Brasília e Nova York – O presidente dos Estados Unidos, Donald Trump, surpreendeu ao indicar a possibilidade de um encontro com Luiz Inácio Lula da Silva (PT) para a próxima semana. A declaração foi feita na terça-feira (23/9), durante a Assembleia Geral da Organização das Nações Unidas (ONU). Mesmo com esse gesto, especialistas consultados pelo Metrópoles ressaltam que a situação entre os dois países ainda é incerta, especialmente devido às tarifas de 50% impostas pelo governo norte-americano.
Espera-se que o encontro entre Lula e Donald Trump ocorra na próxima semana, possivelmente por telefone ou videoconferência, considerando a agenda do presidente brasileiro. O chefe do Palácio do Planalto permanece nos Estados Unidos até quarta-feira (24/9), ocasião em que participará do evento “Em Defesa da Democracia”.
Trump comentou: “Nós nos vimos, eu o vi. Ele me viu e nos abraçamos. Então eu disse: ‘Você acredita que vou falar em apenas dois minutos?’ Na verdade, combinamos de nos encontrar na próxima semana. Não tivemos muito tempo para conversar, uns vinte segundos e pouco, para ser exato.”
Tarifas dos Estados Unidos
Em abril, o presidente Donald Trump estabeleceu uma tarifa padrão de 10% para produtos importados da América Latina. Posteriormente, em julho, elevou essa taxa para 50%, direcionada apenas aos produtos brasileiros.
Em resposta, Lula anunciou que o Brasil utilizará a Lei da Reciprocidade Econômica para reagir à sobretaxa. Os Estados Unidos justificam essas tarifas como retaliação a uma suposta perseguição ao ex-presidente Jair Bolsonaro.
Em 2024, os Estados Unidos foram o segundo maior parceiro comercial do Brasil, com exportações de aproximadamente US$ 40,3 bilhões e importações em torno de US$ 40,6 bilhões.
Para apoiar os setores impactados, o governo brasileiro lançou o Plano Brasil Soberano, estruturado em três pilares: setor produtivo, proteção ao trabalho e diplomacia comercial. O plano inclui R$ 30 bilhões em linhas de crédito do Fundo Garantidor de Exportações, enfatizando pequenas e médias empresas que dependem do mercado americano, com a condição de manter os empregos.
Contexto político e impactos
Trump aplicou a tarifa de 50% devido ao que chamou de “caça às bruxas” contra o ex-presidente Jair Bolsonaro, que enfrenta processos judiciais. O presidente norte-americano chegou a mencionar a condenação do ex-chefe do Executivo a 27 anos e três meses de prisão, relacionada a um plano para impedir a posse de Lula.

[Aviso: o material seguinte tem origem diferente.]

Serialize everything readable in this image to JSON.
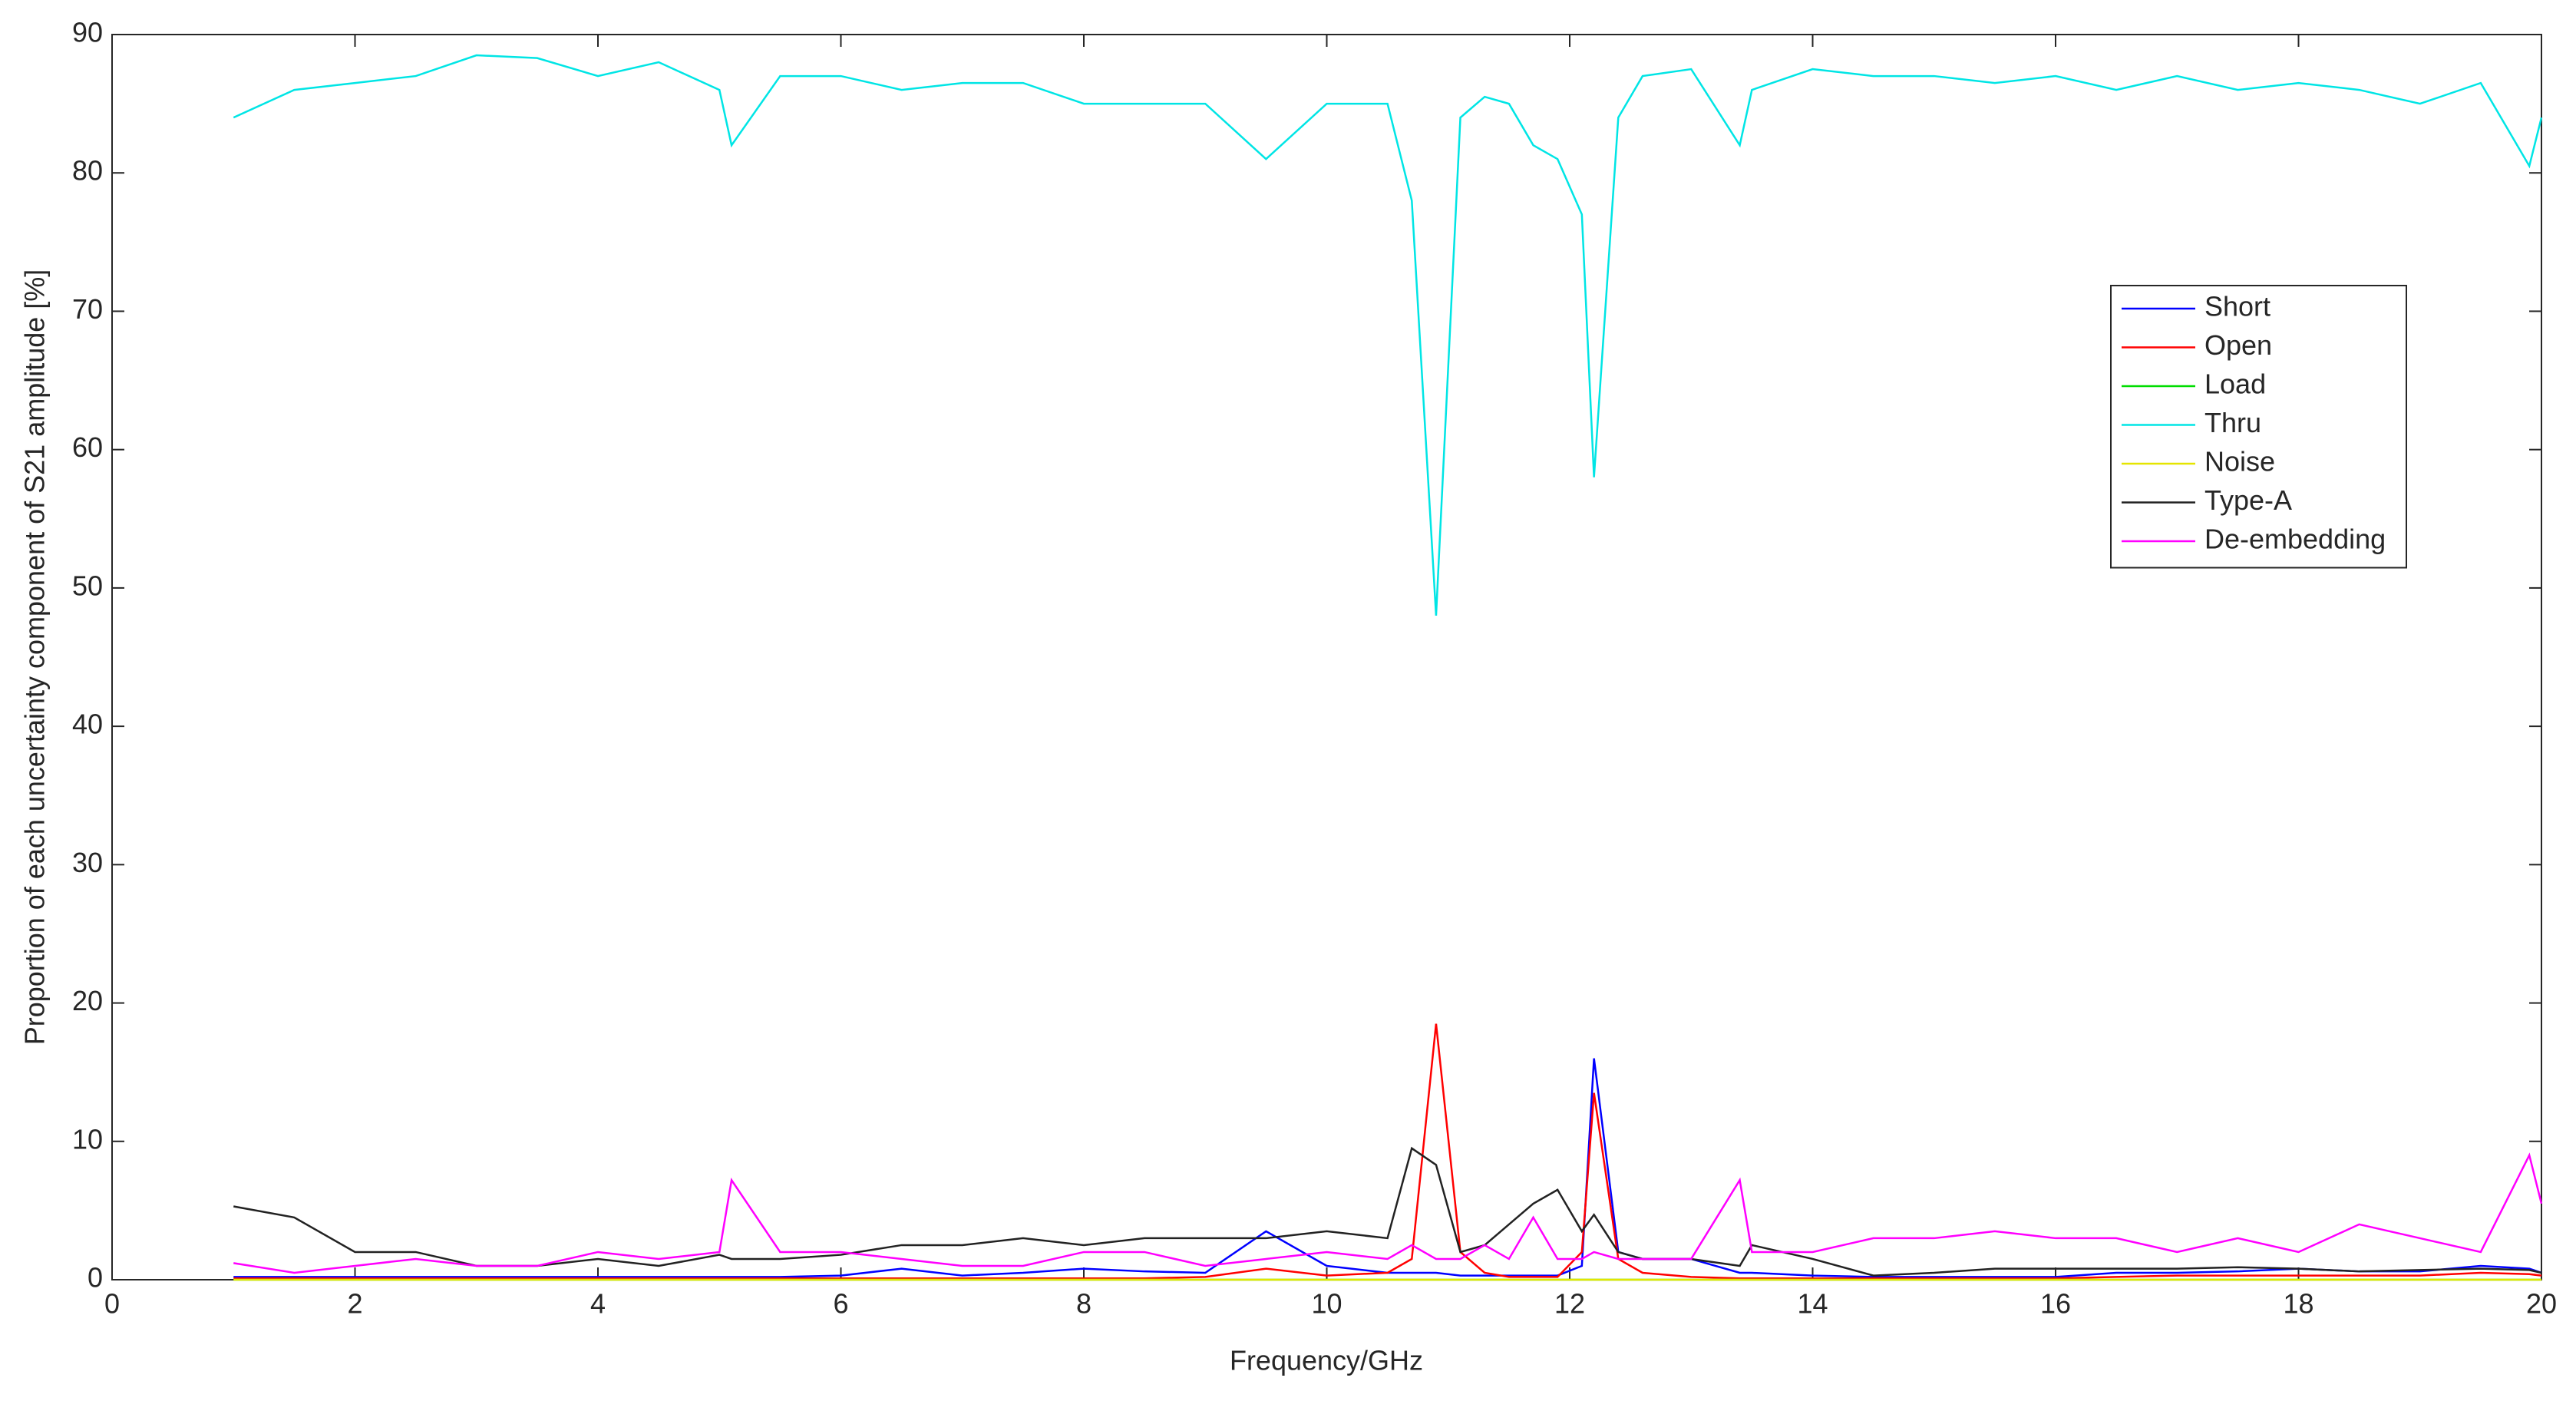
{
  "chart_data": {
    "type": "line",
    "xlabel": "Frequency/GHz",
    "ylabel": "Proportion of each uncertainty component of S21 amplitude [%]",
    "x": [
      1,
      1.5,
      2,
      2.5,
      3,
      3.5,
      4,
      4.5,
      5,
      5.1,
      5.5,
      6,
      6.5,
      7,
      7.5,
      8,
      8.5,
      9,
      9.5,
      10,
      10.5,
      10.7,
      10.9,
      11.1,
      11.3,
      11.5,
      11.7,
      11.9,
      12.1,
      12.2,
      12.4,
      12.6,
      13,
      13.4,
      13.5,
      14,
      14.5,
      15,
      15.5,
      16,
      16.5,
      17,
      17.5,
      18,
      18.5,
      19,
      19.5,
      19.9,
      20
    ],
    "xlim": [
      0,
      20
    ],
    "xticks": [
      0,
      2,
      4,
      6,
      8,
      10,
      12,
      14,
      16,
      18,
      20
    ],
    "ylim": [
      0,
      90
    ],
    "yticks": [
      0,
      10,
      20,
      30,
      40,
      50,
      60,
      70,
      80,
      90
    ],
    "grid": false,
    "legend": "northeast",
    "series": [
      {
        "name": "Short",
        "color": "#0000ff",
        "values": [
          0.2,
          0.2,
          0.2,
          0.2,
          0.2,
          0.2,
          0.2,
          0.2,
          0.2,
          0.2,
          0.2,
          0.3,
          0.8,
          0.3,
          0.5,
          0.8,
          0.6,
          0.5,
          3.5,
          1,
          0.5,
          0.5,
          0.5,
          0.3,
          0.3,
          0.3,
          0.3,
          0.3,
          1,
          16,
          2,
          1.5,
          1.5,
          0.5,
          0.5,
          0.3,
          0.2,
          0.2,
          0.2,
          0.2,
          0.5,
          0.5,
          0.6,
          0.8,
          0.6,
          0.6,
          1,
          0.8,
          0.5
        ]
      },
      {
        "name": "Open",
        "color": "#ff0000",
        "values": [
          0.1,
          0.1,
          0.1,
          0.1,
          0.1,
          0.1,
          0.1,
          0.1,
          0.1,
          0.1,
          0.1,
          0.1,
          0.1,
          0.1,
          0.1,
          0.1,
          0.1,
          0.2,
          0.8,
          0.3,
          0.5,
          1.5,
          18.5,
          2,
          0.5,
          0.2,
          0.2,
          0.2,
          2,
          13.5,
          1.5,
          0.5,
          0.2,
          0.1,
          0.1,
          0.1,
          0.1,
          0.1,
          0.1,
          0.1,
          0.2,
          0.3,
          0.3,
          0.3,
          0.3,
          0.3,
          0.5,
          0.4,
          0.3
        ]
      },
      {
        "name": "Load",
        "color": "#00dd00",
        "values": [
          0,
          0,
          0,
          0,
          0,
          0,
          0,
          0,
          0,
          0,
          0,
          0,
          0,
          0,
          0,
          0,
          0,
          0,
          0,
          0,
          0,
          0,
          0,
          0,
          0,
          0,
          0,
          0,
          0,
          0,
          0,
          0,
          0,
          0,
          0,
          0,
          0,
          0,
          0,
          0,
          0,
          0,
          0,
          0,
          0,
          0,
          0,
          0,
          0
        ]
      },
      {
        "name": "Thru",
        "color": "#00e5e5",
        "values": [
          84,
          86,
          86.5,
          87,
          88.5,
          88.3,
          87,
          88,
          86,
          82,
          87,
          87,
          86,
          86.5,
          86.5,
          85,
          85,
          85,
          81,
          85,
          85,
          78,
          48,
          84,
          85.5,
          85,
          82,
          81,
          77,
          58,
          84,
          87,
          87.5,
          82,
          86,
          87.5,
          87,
          87,
          86.5,
          87,
          86,
          87,
          86,
          86.5,
          86,
          85,
          86.5,
          80.5,
          84
        ]
      },
      {
        "name": "Noise",
        "color": "#e5e500",
        "values": [
          0,
          0,
          0,
          0,
          0,
          0,
          0,
          0,
          0,
          0,
          0,
          0,
          0,
          0,
          0,
          0,
          0,
          0,
          0,
          0,
          0,
          0,
          0,
          0,
          0,
          0,
          0,
          0,
          0,
          0,
          0,
          0,
          0,
          0,
          0,
          0,
          0,
          0,
          0,
          0,
          0,
          0,
          0,
          0,
          0,
          0,
          0,
          0,
          0
        ]
      },
      {
        "name": "Type-A",
        "color": "#222222",
        "values": [
          5.3,
          4.5,
          2,
          2,
          1,
          1,
          1.5,
          1,
          1.8,
          1.5,
          1.5,
          1.8,
          2.5,
          2.5,
          3,
          2.5,
          3,
          3,
          3,
          3.5,
          3,
          9.5,
          8.3,
          2,
          2.5,
          4,
          5.5,
          6.5,
          3.5,
          4.7,
          2,
          1.5,
          1.5,
          1,
          2.5,
          1.5,
          0.3,
          0.5,
          0.8,
          0.8,
          0.8,
          0.8,
          0.9,
          0.8,
          0.6,
          0.7,
          0.8,
          0.7,
          0.5
        ]
      },
      {
        "name": "De-embedding",
        "color": "#ff00ff",
        "values": [
          1.2,
          0.5,
          1,
          1.5,
          1,
          1,
          2,
          1.5,
          2,
          7.2,
          2,
          2,
          1.5,
          1,
          1,
          2,
          2,
          1,
          1.5,
          2,
          1.5,
          2.5,
          1.5,
          1.5,
          2.5,
          1.5,
          4.5,
          1.5,
          1.5,
          2,
          1.5,
          1.5,
          1.5,
          7.2,
          2,
          2,
          3,
          3,
          3.5,
          3,
          3,
          2,
          3,
          2,
          4,
          3,
          2,
          9,
          5.5
        ]
      }
    ]
  }
}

Apesar das críticas, durante seu discurso na ONU, Trump defendeu que as tarifas são uma medida para proteger os interesses dos Estados Unidos. Ele afirmou que “O Brasil enfrenta tarifas pesadas em resposta a tentativas inéditas de interferir nos direitos e liberdades de cidadãos americanos e de outros países, com censura e repressão.”
Análise cautelosa
Especialistas analisam a atitude do presidente americano com cuidado. Pablo Victor Fontes Santos, professor de relações internacionais da Universidade do Estado do Rio de Janeiro (UERJ), comenta que esse gesto pode ser uma tentativa de criar armadilhas ou uma abertura para negociações, mas também pode não resultar em nada.
Antonio Jorge Ramalho da Rocha, professor da Universidade de Brasília, não descarta a possibilidade de um jogo estratégico de Trump, similar ao ocorrido com líderes como Volodymyr Zelensky e Cyril Ramaphosa. Ele destaca que o fato da declaração ter sido feita publicamente é positivo e que o Brasil aproveitará essa oportunidade para buscar diálogo.
A pesquisadora Lia Valls, do FGV/Ibre, mostra-se mais pessimista quanto à reversão das tarifas. Segundo ela, os Estados Unidos usam questões políticas como moeda de troca, e muitas dessas pautas não estão na agenda do presidente brasileiro.
Os efeitos das tarifas são setoriais e afetam principalmente o setor agrícola, gerando desafios para pequenas empresas exportadoras que não conseguem substituir mercados nem cortar custos para atender às exigências americanas.
Importância das negociações
José Luiz Pagnussat, da Escola Nacional de Administração Pública (Enap), ressalta a relevância de continuar negociando. Ele aponta que a maior dificuldade recai sobre pequenos negócios de exportação que enfrentam altos custos para atender o mercado dos Estados Unidos.
Até o momento, a pauta do possível encontro não foi definida, mas a manifestação de Donald Trump surpreendeu positivamente a delegação brasileira, deixando espaço para esperanças e cautelas no avanço das relações bilaterais.